Obviously, the protocol isn’t mean to change your steady-state lipid levels (its tough to eat so much!). It’s really meant to show how dynamic they are, and in what direction they move in response to food. It can also be useful when dealing with someone who incorrectly believes they are static, who might say, give you a different insurance rate.
I agree TG is a bit high. Has that changed compared to pre-keto?
thanks for your answer.
I know it’s not a way of life but I hope the change be greater.
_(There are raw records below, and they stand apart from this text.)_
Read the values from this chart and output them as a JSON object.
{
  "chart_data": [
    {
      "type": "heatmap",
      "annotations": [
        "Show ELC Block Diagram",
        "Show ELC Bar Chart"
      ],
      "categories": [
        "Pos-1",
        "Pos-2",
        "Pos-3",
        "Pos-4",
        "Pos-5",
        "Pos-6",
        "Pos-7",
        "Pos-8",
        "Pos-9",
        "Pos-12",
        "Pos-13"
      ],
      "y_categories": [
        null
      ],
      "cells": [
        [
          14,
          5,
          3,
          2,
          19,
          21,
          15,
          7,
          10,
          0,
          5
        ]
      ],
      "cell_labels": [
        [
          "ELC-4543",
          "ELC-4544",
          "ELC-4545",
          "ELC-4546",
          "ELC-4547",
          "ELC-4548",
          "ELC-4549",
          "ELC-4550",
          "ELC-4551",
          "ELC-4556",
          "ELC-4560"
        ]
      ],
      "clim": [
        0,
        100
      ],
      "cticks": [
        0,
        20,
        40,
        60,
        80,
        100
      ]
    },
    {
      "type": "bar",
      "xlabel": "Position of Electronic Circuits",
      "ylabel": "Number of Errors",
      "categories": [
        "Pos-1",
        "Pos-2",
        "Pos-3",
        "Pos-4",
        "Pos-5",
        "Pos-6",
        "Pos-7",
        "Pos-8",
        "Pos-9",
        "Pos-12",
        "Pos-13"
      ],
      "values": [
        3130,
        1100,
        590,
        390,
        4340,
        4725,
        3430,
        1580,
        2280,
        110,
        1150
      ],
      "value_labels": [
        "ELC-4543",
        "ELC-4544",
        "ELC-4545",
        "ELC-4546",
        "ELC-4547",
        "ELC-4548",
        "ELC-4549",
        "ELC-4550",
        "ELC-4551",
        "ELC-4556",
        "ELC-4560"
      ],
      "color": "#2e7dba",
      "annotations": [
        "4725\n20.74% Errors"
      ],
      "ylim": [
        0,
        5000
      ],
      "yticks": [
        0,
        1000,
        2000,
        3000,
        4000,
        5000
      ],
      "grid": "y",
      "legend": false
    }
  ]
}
my number before the ketogenic diet;
there is no doubt that the change is because of the diet.
Your case is very fascinating!
So you had higher TG before going LCHF, but the decrease wasn’t substantial afterward. Yet your HDL went way, way up relatively. Usually, if TG falls a lot, HDL rises a lot — and vice-versa, but that scenario is not a good one!
This leads me to guess you’ve upped your foods rich in saturated fat. However, you may either more significant long-term insulin resistance you’re working on coming back from, or a genetic predisposition to hypertriglyceridemia. Do you know if your family has higher than usual TG overall?